Background: Despite the known benefit of thrombolysis it remains underutilized among eligible patients with acute myocardial infarction. We sought to determine whether potential errors in ECG interpretation might be a contributing factor and to what extent clinical history, a checklist outlining recognized inclusion criteria and a computerized interpretation would influence reliability and accuracy.
Methods: Seventy-five ECGs were interpreted on 8 separate occasions by 9 clinicians (3 cardiologists, 3 cardiology fellows, 3 medical residents) according to a 2 x 2 x 2 factorial design.
Results: The overall level of agreement among all raters was substantial with a kappa (kappa) of 70.4%. Intra-observer ECG reading reliability was stronger among cardiologists (CC) as compared with cardiology fellows (CF) and medical residents (MR). Similarly, inter-observer reliability was substantial to very good and a gradient was seen with greater reliability among CC, followed by CF, then MR ( P = 0.0013).

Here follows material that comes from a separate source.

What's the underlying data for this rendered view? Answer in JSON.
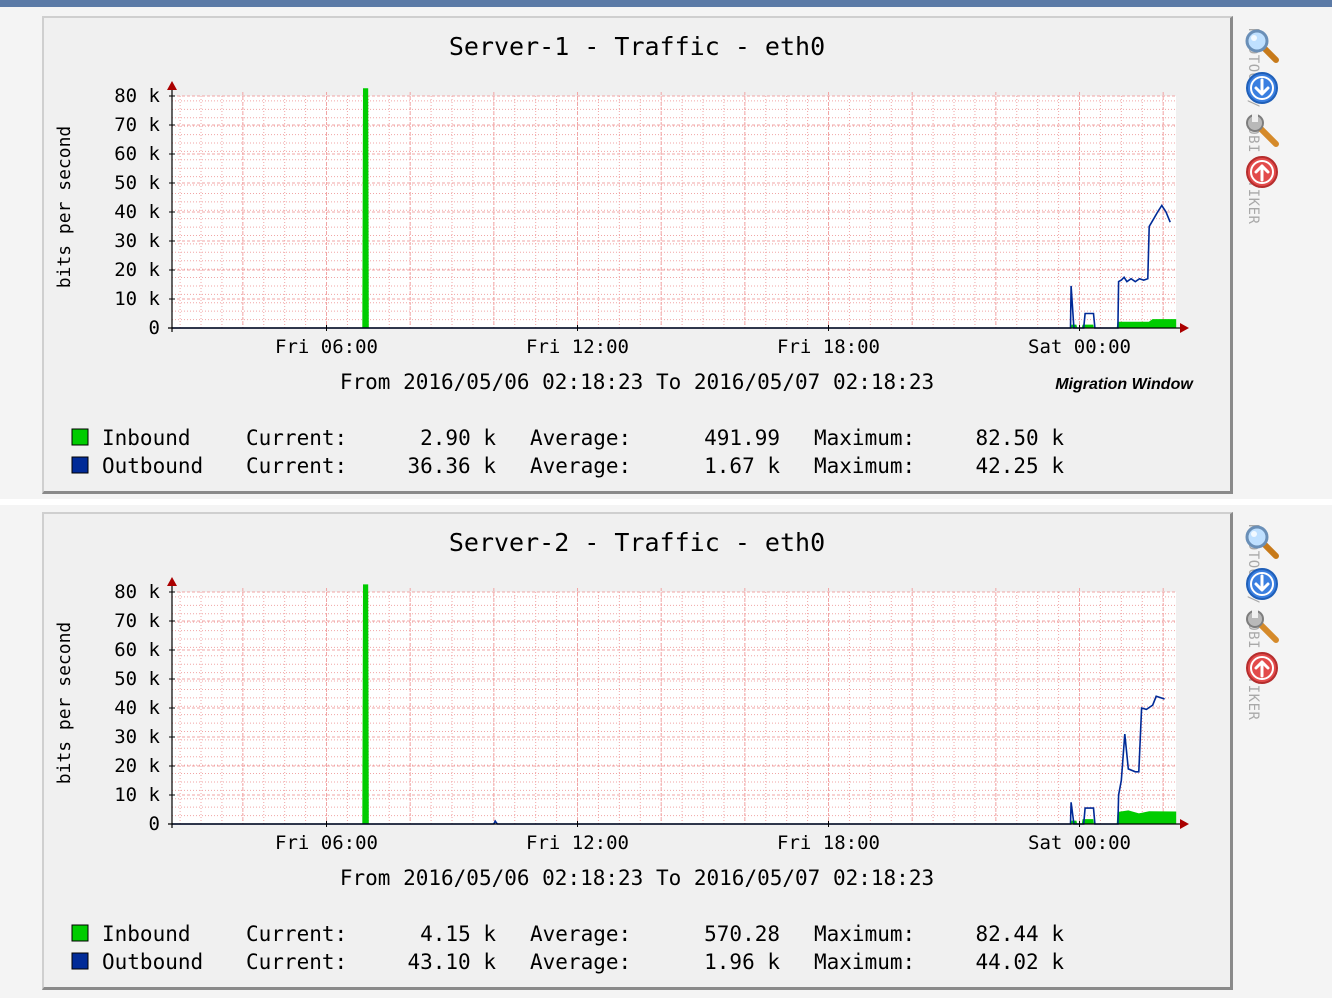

CC recommended thrombolysis significantly more frequently ( p < 0.001) than either CF or MR. Trainees were biased by the presence of a computerized ECG interpretation resulting in a decision to recommend thrombolysis administration less often.
Conclusion: The reliability of ECG interpretation for deciding to administer thrombolysis was substantial; there was a gradient from lowest to highest commensurate with training and experience. Errors in thrombolysis eligibility are influenced by clinical history and the presence of a computerized ECG interpretation among less experienced clinicians.